Jamais simple de réformer
Dans sa première version, un responsable de PME avait la possibilité de prendre des décisions unilatérales (forfait-jour, pause, astreinte), mais, face à l'opposition des syndicats, le gouvernement est revenu sur ce point.
Il a également supprimé le plafonnement des indemnités prud'homales pour licenciement abusif, mesure applaudie par le patronat, mais casus belli pour les syndicats. En lieu et place, les juges prud'homaux pourront se baser sur un barème "indicatif", dont les modalités (ancienneté, plafond, plancher...) seront précisées par décret.
Un autre article controversé, celui sur les licenciements économiques, a été réécrit à la marge, contrairement à ce que réclamaient politiques et syndicats. Mais la bataille du gouvernement pour cette réforme est encore loin d'être gagnée.
S'il peut désormais compter sur l'aval d'une majorité des députés PS, "plutôt satisfaits" des changements apportés, le projet continue d'essuyer les critiques des frondeurs, leur chef de file Christian Paul promettant "une bataille parlementaire extrêmement ferme".
Et si les syndicats dits "réformistes" (CFDT, CFTC, CFE-CGC, Unsa) se montrent moins virulents, ils réclament encore des évolutions, notamment concernant l'article sur le licenciement économique. La CFDT a prévenu qu'elle ne donnait pas "un chèque en blanc" au gouvernement.

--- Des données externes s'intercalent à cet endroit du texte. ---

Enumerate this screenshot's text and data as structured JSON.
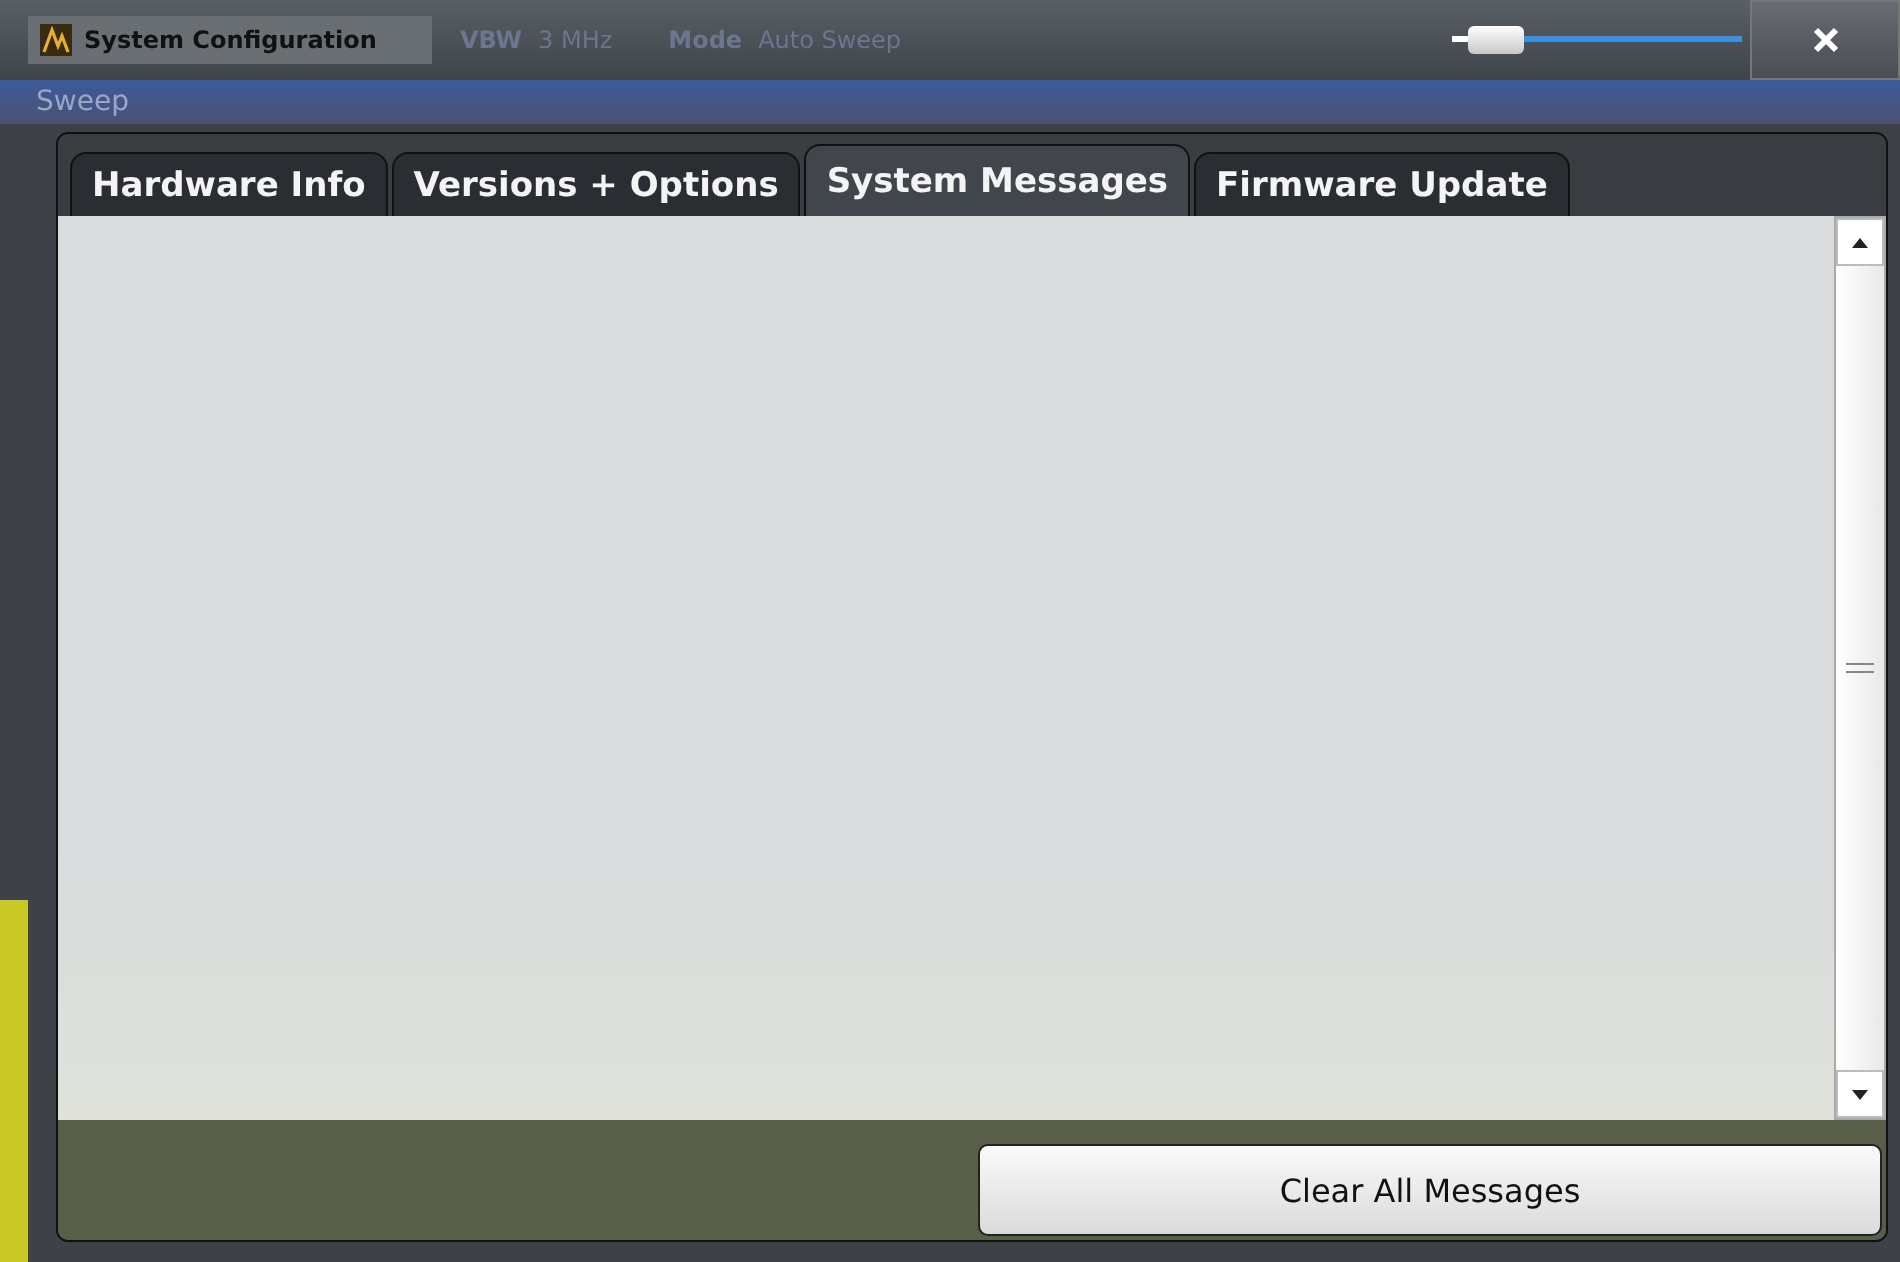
{
  "window": {
    "title": "System Configuration"
  },
  "background_labels": [
    {
      "label": "VBW",
      "value": "3 MHz"
    },
    {
      "label": "Mode",
      "value": "Auto Sweep"
    }
  ],
  "background_heading": "Sweep",
  "title_slider": {
    "level": 0.15
  },
  "tabs": [
    {
      "label": "Hardware Info",
      "selected": false
    },
    {
      "label": "Versions + Options",
      "selected": false
    },
    {
      "label": "System Messages",
      "selected": true
    },
    {
      "label": "Firmware Update",
      "selected": false
    }
  ],
  "buttons": [
    "Clear All Messages"
  ]
}
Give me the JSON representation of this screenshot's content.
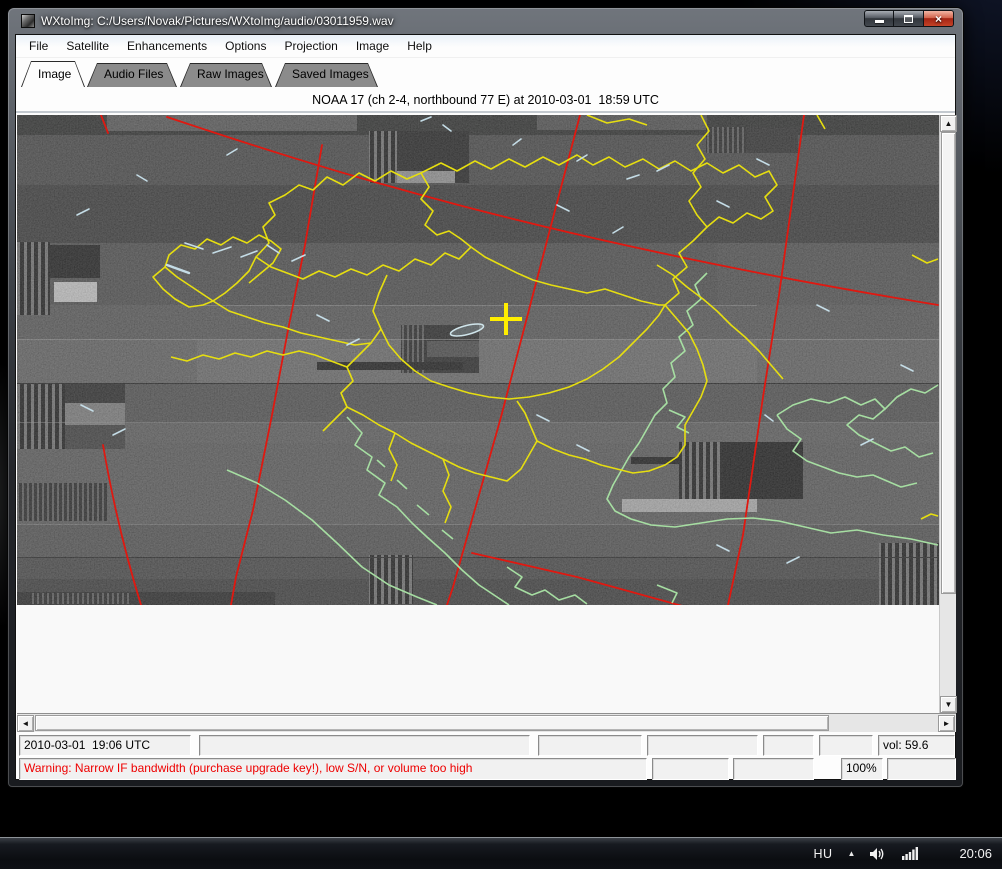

De leur côté, la CGT, FO, Solidaires, FSU, Fidl, l'Unef et l'UNL continuent d'exiger le retrait de la réforme et de ses "multiples régressions" pour les salariés. Après avoir mobilisé des dizaines de milliers de mécontents les 9 et 17 mars, elles prévoient des "mobilisations" le 24 mars et surtout des grèves et manifestations nationales le 31 mars.
L'exercice paraît d'autant plus délicat pour le gouvernement, que le patronat est, lui, très remonté contre la nouvelle version du projet. Sept organisations patronales, dont le Medef et la CGPME, ont lancé mardi "un appel solennel" au Premier ministre pour revendiquer notamment le rétablissement du plafonnement des indemnités prud'homales. "Le projet de loi El Khomri n'est pas acceptable en l'état et doit absolument être enrichi lors du débat parlementaire pour être acceptable", selon elles.
Le texte sera examiné en commission des Affaires sociales de l'Assemblée nationale à partir du 5 avril.
François Hollande l'a admis récemment : "Ce n'est jamais simple de réformer puisque nous sommes tous conscients que ce qui existe fait partie de notre vie et que ce qui n'existe pas encore peut la changer."